Caucus Day, Thursday, January 3: I drive people to the school building so that my job will be over at 7:00 pm when the doors are closed and the caucus begins. After delivering the final group, I walk inside to witness a caucus. The gym is crowded; Kamilah grins as she points to tables jammed with supporters and tells me it is a record turnout, more than double that of 2004. As I walk down the stream of bodies stopped at the sign-in desk, I see hands waving to get my attention and realize people want me to see them, want me to know they are here. My vision finally clears by the time I arrive at the hotel.
It is a two hour drive from Cedar Rapids to Des Moines. I have splurged on a car and driver to take me while my crew mates work the caucus. As the car arrives at downtown Des Moines, there are yells and cheers that grow louder as we near the hotel. The ballroom is elbow to elbow; Stevie Wonder's Signed, Sealed and Delivered has the crowd dancing in place. It is Times Square on New Year's Eve and Fourth of July fireworks on the banks of Hudson.

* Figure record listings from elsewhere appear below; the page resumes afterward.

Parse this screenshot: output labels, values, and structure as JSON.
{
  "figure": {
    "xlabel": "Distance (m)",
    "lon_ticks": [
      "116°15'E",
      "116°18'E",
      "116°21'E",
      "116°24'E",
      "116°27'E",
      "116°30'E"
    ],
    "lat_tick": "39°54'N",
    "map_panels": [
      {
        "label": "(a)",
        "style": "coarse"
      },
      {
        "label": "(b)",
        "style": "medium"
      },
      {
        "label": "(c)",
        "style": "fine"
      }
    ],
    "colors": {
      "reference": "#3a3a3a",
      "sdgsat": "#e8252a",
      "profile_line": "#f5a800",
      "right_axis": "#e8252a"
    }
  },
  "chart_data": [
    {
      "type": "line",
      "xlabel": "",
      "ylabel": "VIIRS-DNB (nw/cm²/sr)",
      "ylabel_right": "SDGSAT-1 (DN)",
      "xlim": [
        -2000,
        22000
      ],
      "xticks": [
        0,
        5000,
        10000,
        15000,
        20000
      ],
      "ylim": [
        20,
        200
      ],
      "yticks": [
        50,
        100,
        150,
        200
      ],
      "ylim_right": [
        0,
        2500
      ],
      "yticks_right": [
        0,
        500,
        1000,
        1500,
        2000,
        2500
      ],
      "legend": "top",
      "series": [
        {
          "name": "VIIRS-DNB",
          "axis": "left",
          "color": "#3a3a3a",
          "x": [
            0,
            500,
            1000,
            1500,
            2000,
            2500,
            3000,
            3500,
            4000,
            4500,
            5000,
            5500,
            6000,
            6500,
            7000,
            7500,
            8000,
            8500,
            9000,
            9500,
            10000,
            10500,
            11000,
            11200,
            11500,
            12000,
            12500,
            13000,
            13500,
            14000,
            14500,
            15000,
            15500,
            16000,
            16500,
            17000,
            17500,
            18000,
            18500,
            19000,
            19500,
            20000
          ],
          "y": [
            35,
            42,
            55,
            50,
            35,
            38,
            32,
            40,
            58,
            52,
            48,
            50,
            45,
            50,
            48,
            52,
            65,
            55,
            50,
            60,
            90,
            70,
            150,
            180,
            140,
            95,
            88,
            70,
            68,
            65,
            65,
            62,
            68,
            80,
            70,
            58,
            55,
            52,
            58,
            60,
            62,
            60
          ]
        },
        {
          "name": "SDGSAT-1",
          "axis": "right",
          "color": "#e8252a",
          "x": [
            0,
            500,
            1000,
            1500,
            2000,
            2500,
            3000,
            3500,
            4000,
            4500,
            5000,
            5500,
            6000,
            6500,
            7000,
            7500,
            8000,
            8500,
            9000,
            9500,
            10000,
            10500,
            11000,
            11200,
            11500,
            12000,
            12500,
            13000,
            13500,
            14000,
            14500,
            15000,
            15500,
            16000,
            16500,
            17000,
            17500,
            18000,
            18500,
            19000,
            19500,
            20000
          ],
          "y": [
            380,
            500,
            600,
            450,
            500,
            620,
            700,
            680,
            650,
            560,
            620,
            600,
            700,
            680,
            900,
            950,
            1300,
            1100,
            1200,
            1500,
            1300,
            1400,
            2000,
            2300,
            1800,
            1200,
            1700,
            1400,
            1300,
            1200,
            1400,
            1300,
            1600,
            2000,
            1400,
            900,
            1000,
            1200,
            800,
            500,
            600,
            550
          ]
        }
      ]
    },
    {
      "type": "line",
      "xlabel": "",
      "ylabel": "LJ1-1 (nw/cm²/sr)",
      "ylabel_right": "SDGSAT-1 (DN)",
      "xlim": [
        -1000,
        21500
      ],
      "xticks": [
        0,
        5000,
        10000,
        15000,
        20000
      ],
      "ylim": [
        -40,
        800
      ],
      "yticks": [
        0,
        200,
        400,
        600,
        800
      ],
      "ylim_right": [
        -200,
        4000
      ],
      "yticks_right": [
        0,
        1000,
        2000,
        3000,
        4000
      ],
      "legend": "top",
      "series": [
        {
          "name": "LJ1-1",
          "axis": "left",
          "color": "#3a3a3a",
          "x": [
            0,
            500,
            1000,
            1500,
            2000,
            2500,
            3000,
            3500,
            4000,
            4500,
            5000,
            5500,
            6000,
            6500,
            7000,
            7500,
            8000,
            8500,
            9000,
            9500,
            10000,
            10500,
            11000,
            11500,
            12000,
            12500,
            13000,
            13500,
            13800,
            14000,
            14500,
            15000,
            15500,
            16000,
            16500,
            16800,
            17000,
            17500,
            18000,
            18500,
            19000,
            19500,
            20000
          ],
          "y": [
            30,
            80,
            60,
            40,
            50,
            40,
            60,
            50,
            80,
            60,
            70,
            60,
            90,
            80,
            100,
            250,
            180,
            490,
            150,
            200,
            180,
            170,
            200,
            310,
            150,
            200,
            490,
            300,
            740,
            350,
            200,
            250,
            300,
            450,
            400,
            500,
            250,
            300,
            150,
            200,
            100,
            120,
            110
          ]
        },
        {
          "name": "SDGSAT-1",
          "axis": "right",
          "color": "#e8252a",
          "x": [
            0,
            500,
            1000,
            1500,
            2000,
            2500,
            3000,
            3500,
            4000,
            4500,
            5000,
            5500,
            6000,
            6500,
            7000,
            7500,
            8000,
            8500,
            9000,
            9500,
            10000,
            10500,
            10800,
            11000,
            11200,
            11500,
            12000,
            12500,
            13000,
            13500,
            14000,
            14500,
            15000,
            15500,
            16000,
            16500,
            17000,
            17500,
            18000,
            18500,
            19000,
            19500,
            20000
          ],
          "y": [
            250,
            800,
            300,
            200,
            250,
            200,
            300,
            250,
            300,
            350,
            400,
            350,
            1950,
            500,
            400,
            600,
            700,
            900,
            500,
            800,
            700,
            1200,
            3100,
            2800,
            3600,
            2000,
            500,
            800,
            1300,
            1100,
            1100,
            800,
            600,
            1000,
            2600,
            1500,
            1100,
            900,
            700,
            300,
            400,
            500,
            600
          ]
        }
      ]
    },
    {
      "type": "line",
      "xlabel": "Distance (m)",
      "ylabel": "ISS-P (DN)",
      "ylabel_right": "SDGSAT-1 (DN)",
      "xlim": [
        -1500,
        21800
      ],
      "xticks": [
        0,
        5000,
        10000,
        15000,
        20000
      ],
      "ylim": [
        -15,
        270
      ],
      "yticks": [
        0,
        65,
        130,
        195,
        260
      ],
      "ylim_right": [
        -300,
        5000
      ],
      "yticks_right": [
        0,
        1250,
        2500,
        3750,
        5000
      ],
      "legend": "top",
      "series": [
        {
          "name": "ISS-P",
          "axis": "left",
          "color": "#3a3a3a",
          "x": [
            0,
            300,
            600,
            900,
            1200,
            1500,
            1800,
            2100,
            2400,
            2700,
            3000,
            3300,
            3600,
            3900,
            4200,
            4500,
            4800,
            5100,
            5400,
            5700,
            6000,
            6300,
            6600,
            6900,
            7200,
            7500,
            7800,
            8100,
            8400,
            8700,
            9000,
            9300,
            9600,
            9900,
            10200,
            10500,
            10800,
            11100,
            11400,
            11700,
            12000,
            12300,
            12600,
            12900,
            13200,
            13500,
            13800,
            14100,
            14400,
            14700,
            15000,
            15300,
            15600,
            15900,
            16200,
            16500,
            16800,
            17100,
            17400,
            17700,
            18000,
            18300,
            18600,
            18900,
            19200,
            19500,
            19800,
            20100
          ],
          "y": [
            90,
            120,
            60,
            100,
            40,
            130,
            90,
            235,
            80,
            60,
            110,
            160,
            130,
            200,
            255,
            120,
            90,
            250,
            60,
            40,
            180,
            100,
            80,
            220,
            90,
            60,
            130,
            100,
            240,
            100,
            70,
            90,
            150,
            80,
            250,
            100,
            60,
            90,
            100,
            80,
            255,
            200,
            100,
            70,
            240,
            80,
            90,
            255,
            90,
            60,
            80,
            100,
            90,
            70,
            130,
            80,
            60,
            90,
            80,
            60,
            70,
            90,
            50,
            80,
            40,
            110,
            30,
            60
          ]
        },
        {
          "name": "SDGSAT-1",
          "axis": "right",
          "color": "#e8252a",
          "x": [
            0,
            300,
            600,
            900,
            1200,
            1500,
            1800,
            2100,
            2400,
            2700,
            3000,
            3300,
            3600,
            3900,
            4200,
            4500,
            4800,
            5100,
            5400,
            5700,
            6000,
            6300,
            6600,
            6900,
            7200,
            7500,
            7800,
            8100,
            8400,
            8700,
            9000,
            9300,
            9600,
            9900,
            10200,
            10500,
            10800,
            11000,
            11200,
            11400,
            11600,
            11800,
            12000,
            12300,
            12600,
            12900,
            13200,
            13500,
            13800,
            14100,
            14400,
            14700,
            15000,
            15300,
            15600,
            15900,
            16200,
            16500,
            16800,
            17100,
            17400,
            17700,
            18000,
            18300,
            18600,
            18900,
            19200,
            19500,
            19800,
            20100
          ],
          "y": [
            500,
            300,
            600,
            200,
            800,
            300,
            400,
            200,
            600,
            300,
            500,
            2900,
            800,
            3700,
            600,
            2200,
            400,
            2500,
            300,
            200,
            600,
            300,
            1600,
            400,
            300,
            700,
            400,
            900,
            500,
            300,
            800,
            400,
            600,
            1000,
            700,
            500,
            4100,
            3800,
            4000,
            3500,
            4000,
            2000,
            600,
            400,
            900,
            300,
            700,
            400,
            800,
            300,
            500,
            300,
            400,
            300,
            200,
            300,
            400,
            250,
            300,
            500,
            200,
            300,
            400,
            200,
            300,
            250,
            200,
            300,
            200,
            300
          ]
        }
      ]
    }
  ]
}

As I drink in the jubilation of the star-spangled crowd, my mind races back to when I first canvassed for Obama outside a Shoprite in Manhattan in February, a week after he announced in Springfield. I was freezing but Fired Up!, the name Barack Obama still tasting strange as I said it aloud. Because I was not a street warrior, but a backroom operator, I asked a pro to go with me. “The first rule is to make eye contact,” she told me. After standing and chanting for an hour, my eyes finally locked onto the eyes of a young black man in a suit and tie. “Don’t waste my time,” he barked as I approached with my rallying cry, “Barack Obama, be part of history.” He strode away, swinging his shopping bag as a weapon to ward me off. “No way no nigger named Barack Hussein Obama is gonna be president.”
The jostling of a red-faced white lady who wears a necklace of red, white and blue beads brings me back to the victory celebration. “This is history,” I yell at her, over the noise. “I know,” she yells back.